Immersi nei campi della Bassa, tra nebbie e zanzare, tante piccole attività, moltissimi padroncini, ditte familiari, qualche media azienda. Al centro di Manerbio giace invece lo scheletro della “grande” Marzotto, che dopo settant’anni di lustro, ha tradito ed abbandonato la Bassa al suo destino. Nelle nostre zone, nonostante tutto, il denaro scorre sotterraneo come un fiume carsico, a detta dei ben informati e della stampa, e ci sarebbero infatti centinaia di milionari occulti: un vero record. E per ogni volta che ognuno di loro arriva al fatidico primo milione è d’obbligo far festa in privato ma pur che si sappia, altrimenti a cosa serve essere ricchi? No, non c’entra la fortuna.
C’entra il lavoro negli anni, la fatica, i calli sulle mani, le vacanze mai fatte, “al tègner a mà”. Così accadeva, fin da giovani, tra i capannoni e i profumi dei concimi nei campi. Certo, sono soldi meritati, quelli dei neo-arricchiti che si sono “ammazzati” di lavoro, nel senso di essersi fatti un mazzo… ma anche l’evasione fiscale e il lavoro nero hanno fatto il resto. Però ormai, anche in campagna, non è più tutto così perché nelle colture, come nelle stalle, ci sono solo “indiani”, che hanno creato una specie di consorteria protetta, al punto che se un italiano volesse fare il lavoro di mandriano non riuscirebbe, con gli indiani pigliatutto. Nei paesi vi è un bel numero di banche, di assicurazioni, di consulenti finanziari.

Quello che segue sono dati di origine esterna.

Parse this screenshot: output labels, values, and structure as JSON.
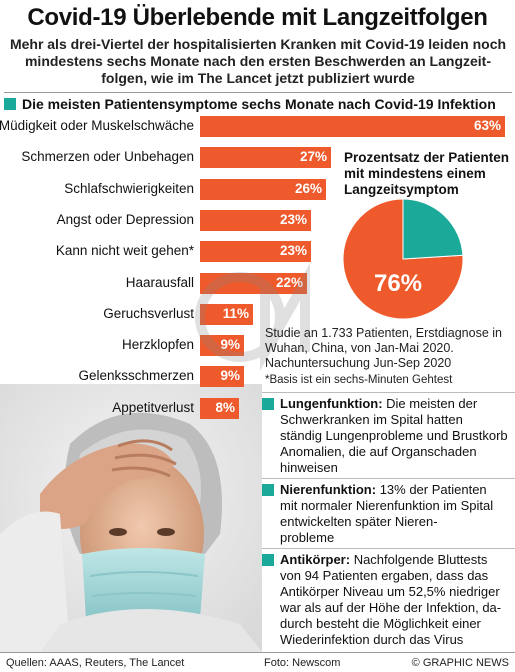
{
  "header": {
    "title": "Covid-19 Überlebende mit Langzeitfolgen",
    "subtitle_lines": [
      "Mehr als drei-Viertel der hospitalisierten Kranken mit Covid-19 leiden noch",
      "mindestens sechs Monate nach den ersten Beschwerden an Langzeit-",
      "folgen, wie im The Lancet jetzt publiziert wurde"
    ]
  },
  "section_title": "Die meisten Patientensymptome sechs Monate nach Covid-19 Infektion",
  "colors": {
    "bar": "#ee5a2c",
    "accent": "#1ba99a",
    "pie_rest": "#1ba99a"
  },
  "chart_data": [
    {
      "type": "bar",
      "orientation": "horizontal",
      "title": "Die meisten Patientensymptome sechs Monate nach Covid-19 Infektion",
      "categories": [
        "Müdigkeit oder Muskelschwäche",
        "Schmerzen oder Unbehagen",
        "Schlafschwierigkeiten",
        "Angst oder Depression",
        "Kann nicht weit gehen*",
        "Haarausfall",
        "Geruchsverlust",
        "Herzklopfen",
        "Gelenksschmerzen",
        "Appetitverlust"
      ],
      "values": [
        63,
        27,
        26,
        23,
        23,
        22,
        11,
        9,
        9,
        8
      ],
      "value_labels": [
        "63%",
        "27%",
        "26%",
        "23%",
        "23%",
        "22%",
        "11%",
        "9%",
        "9%",
        "8%"
      ],
      "xlim": [
        0,
        63
      ]
    },
    {
      "type": "pie",
      "title": "Prozentsatz der Patienten mit mindestens einem Langzeitsymptom",
      "title_lines": [
        "Prozentsatz der Patienten",
        "mit mindestens einem",
        "Langzeitsymptom"
      ],
      "values": [
        76,
        24
      ],
      "label": "76%"
    }
  ],
  "study_note_lines": [
    "Studie an 1.733 Patienten, Erstdiagnose in",
    "Wuhan, China, von Jan-Mai 2020.",
    "Nachuntersuchung Jun-Sep 2020"
  ],
  "basis_note": "*Basis ist ein sechs-Minuten Gehtest",
  "info_boxes": [
    {
      "heading": "Lungenfunktion:",
      "text_lines": [
        "Die meisten der",
        "Schwerkranken im Spital hatten",
        "ständig Lungenprobleme und Brustkorb",
        "Anomalien, die auf Organschaden",
        "hinweisen"
      ]
    },
    {
      "heading": "Nierenfunktion:",
      "text_lines": [
        "13% der Patienten",
        "mit normaler Nierenfunktion im Spital",
        "entwickelten später Nieren-",
        "probleme"
      ]
    },
    {
      "heading": "Antikörper:",
      "text_lines": [
        "Nachfolgende Bluttests",
        "von 94 Patienten ergaben, dass das",
        "Antikörper Niveau um 52,5% niedriger",
        "war als auf der Höhe der Infektion, da-",
        "durch besteht die Möglichkeit einer",
        "Wiederinfektion durch das Virus"
      ]
    }
  ],
  "footer": {
    "sources": "Quellen: AAAS, Reuters, The Lancet",
    "photo": "Foto: Newscom",
    "credit": "© GRAPHIC NEWS"
  }
}
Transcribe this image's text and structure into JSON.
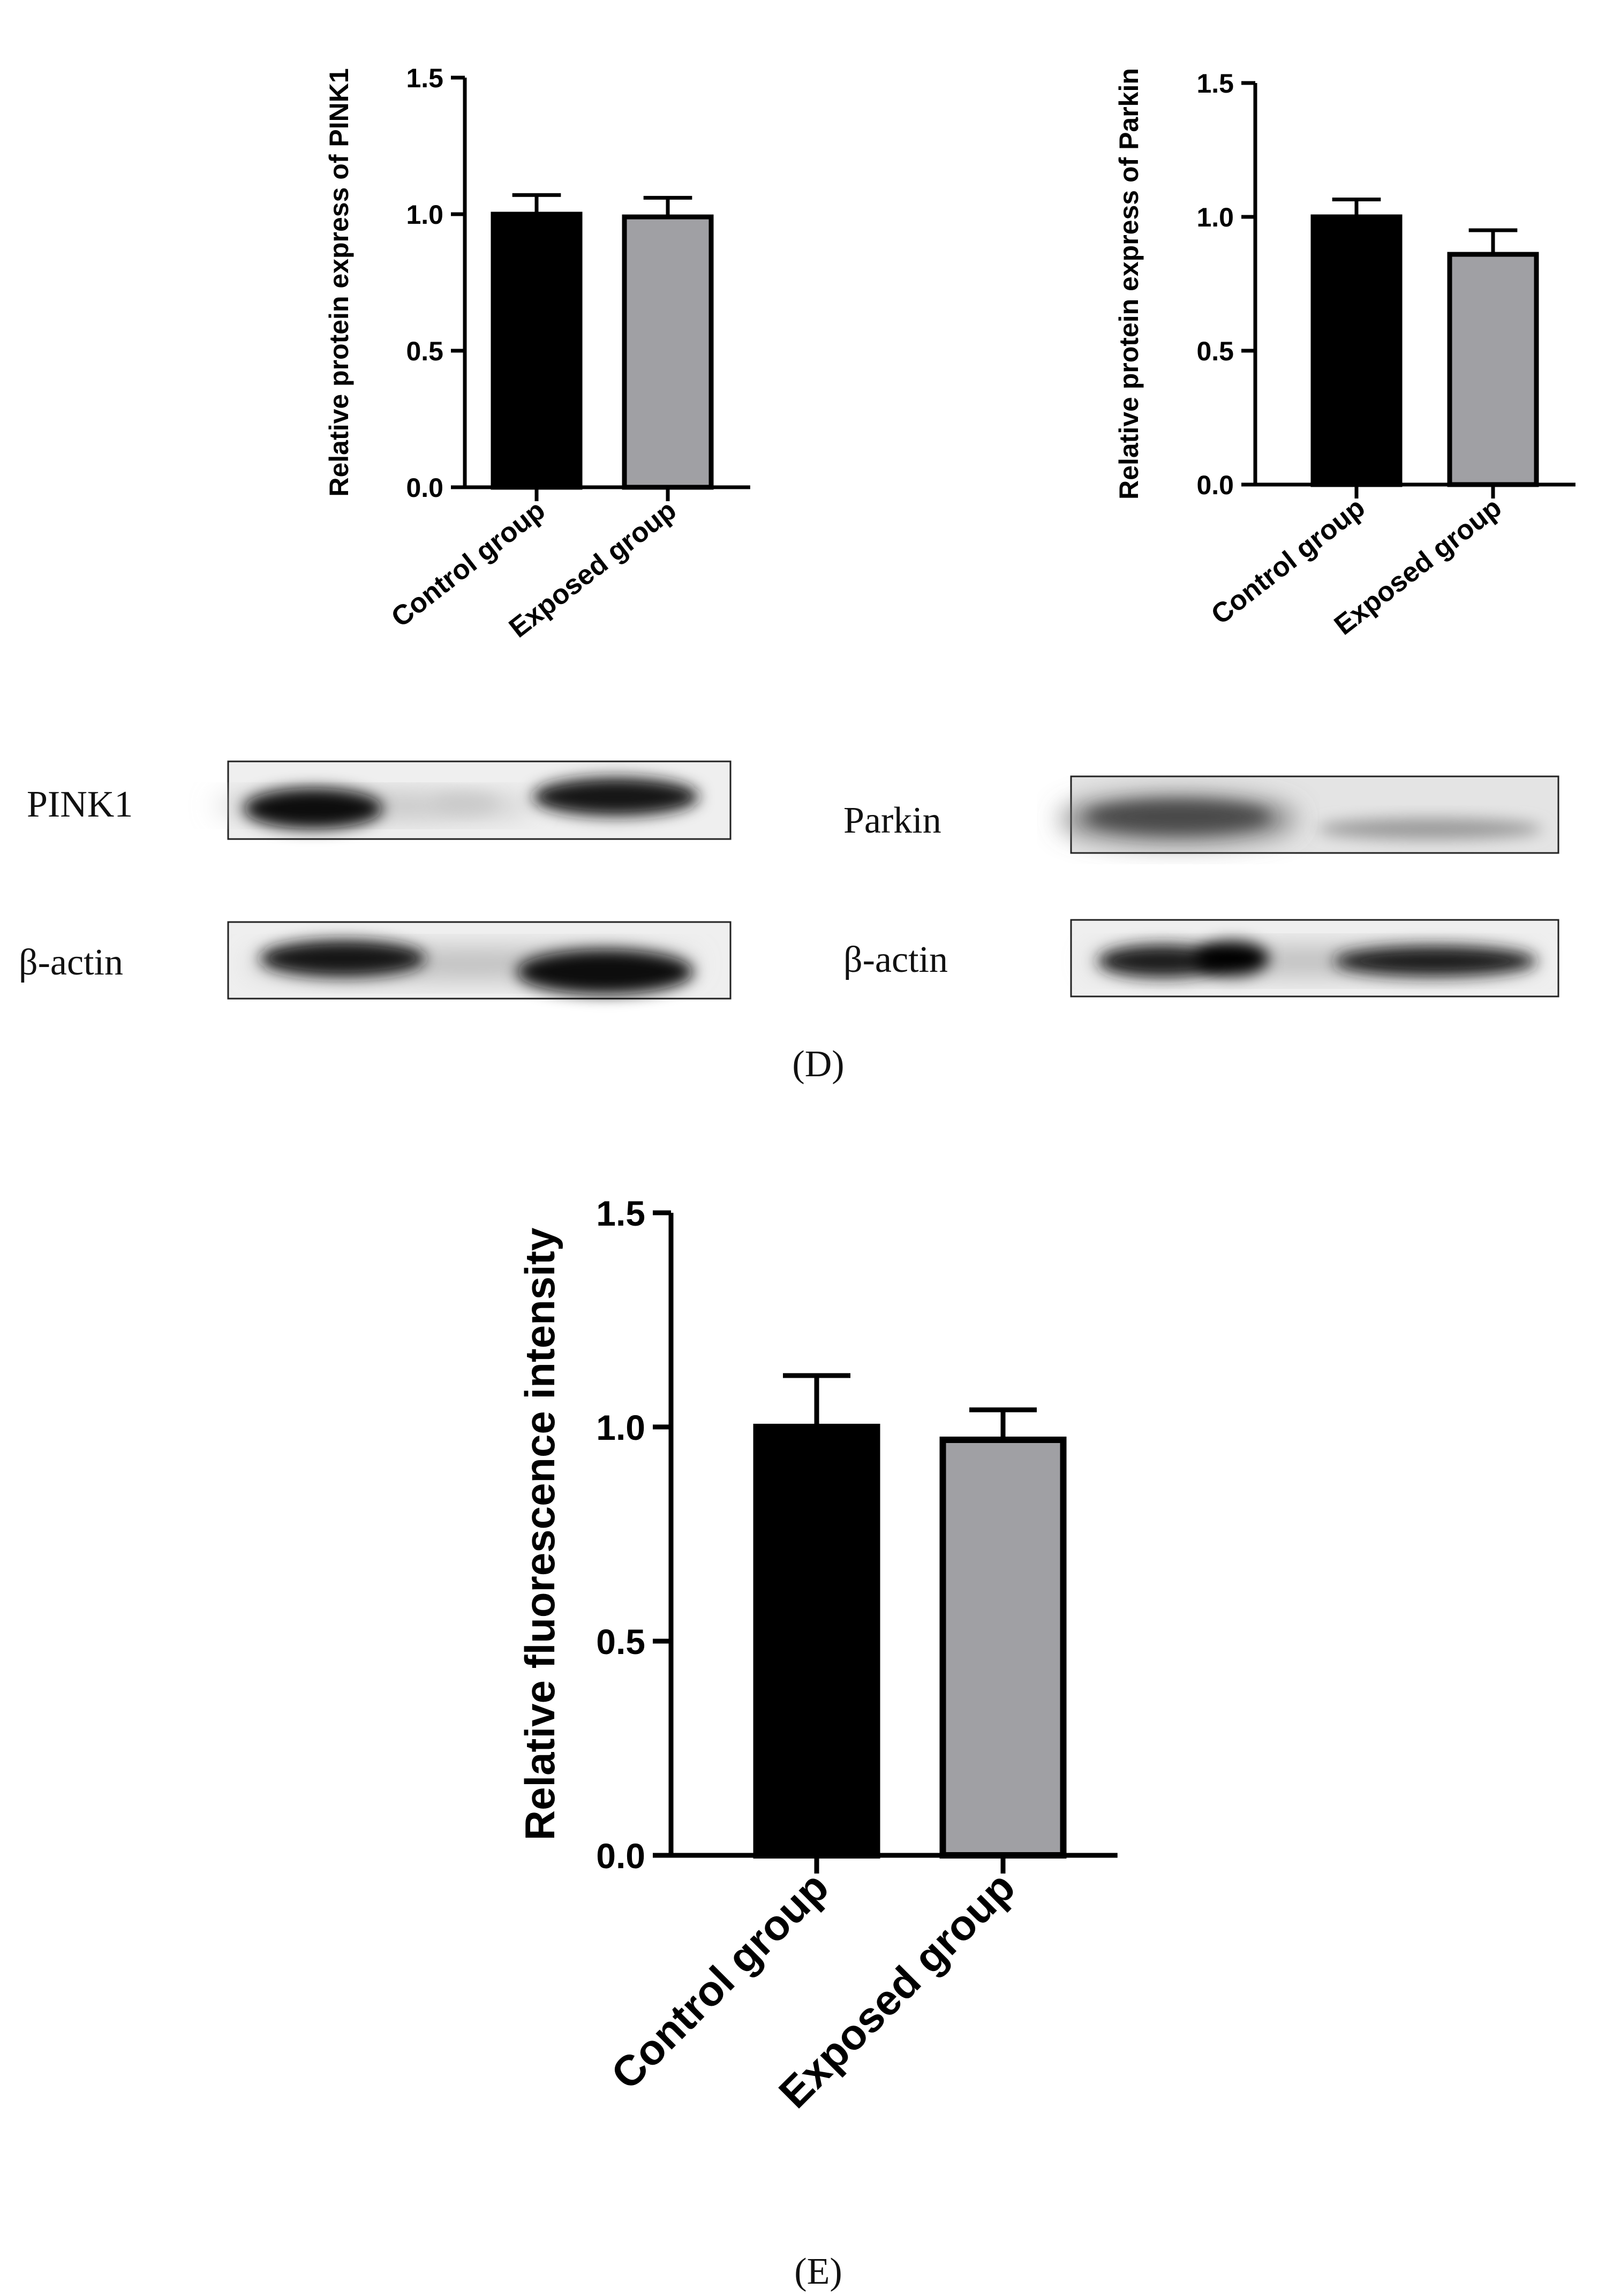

Verolanuova e Manerbio sono simili, ma anche molto diversi. Il primo ha un parco eccezionale al centro del paese, mentre Manerbio ha un Eco-mostro-parco del degrado. Verola ha grandi tesori, come i dipinti del Tiepolo nella Basilica, Palazzo Gambara, la Piazza, unica nel suo genere. Manerbio invece è uno strano paese, con una chiesa senza piazzale davanti, un ospedale che per motivi politici dipende in tutto e per tutto da un altro ospedalino lontano quaranta chilometri, i ruderi della civiltà industriale celati dietro le mura della terra di nessuno. Punto di diamante è solo lo splendido Museo Archeologico. Ma con la pandemia sarà cambiato qualcosa per gli innumerevoli milionari? Certo, qualcosa è cambiato, anzi molto. Loro sono diventati ancora più ricchi, hanno rimpinguato il conto in banca e assistono indifferenti alla catastrofe dei commercianti e degli artigiani che sono precipitati nell’abisso, andando ad intaccare pesantemente il loro gruzzolo intoccabile. Dopo la Marzotto e l’Ocean, di grosse ditte più neppure l’ombra, e la forza lavoro locale si sposta verso la città e le sue zone industriali, incamminandosi pian piano a far diventare tutte città-dormitori. Starebbero dunque per diventare paesi senza vita? Nessuno può affermare che qui da noi non esistano problemi: nuove e vecchie povertà, attacchi all’ambiente, inquinamento selvaggio, precarietà, ma sostenere che i nostri siano paesi moribondi forse è un po’ fuori dalla realtà, anche perché, da sempre, i moribondi possono riprendersi. Certo, vi è anche qualche guizzo di vitalità, con varie associazioni di volontariato ma, se togliamo i gruppi sportivi, i giovanissimi dove sono in fatto di solidarietà? Se son rose, fioriranno.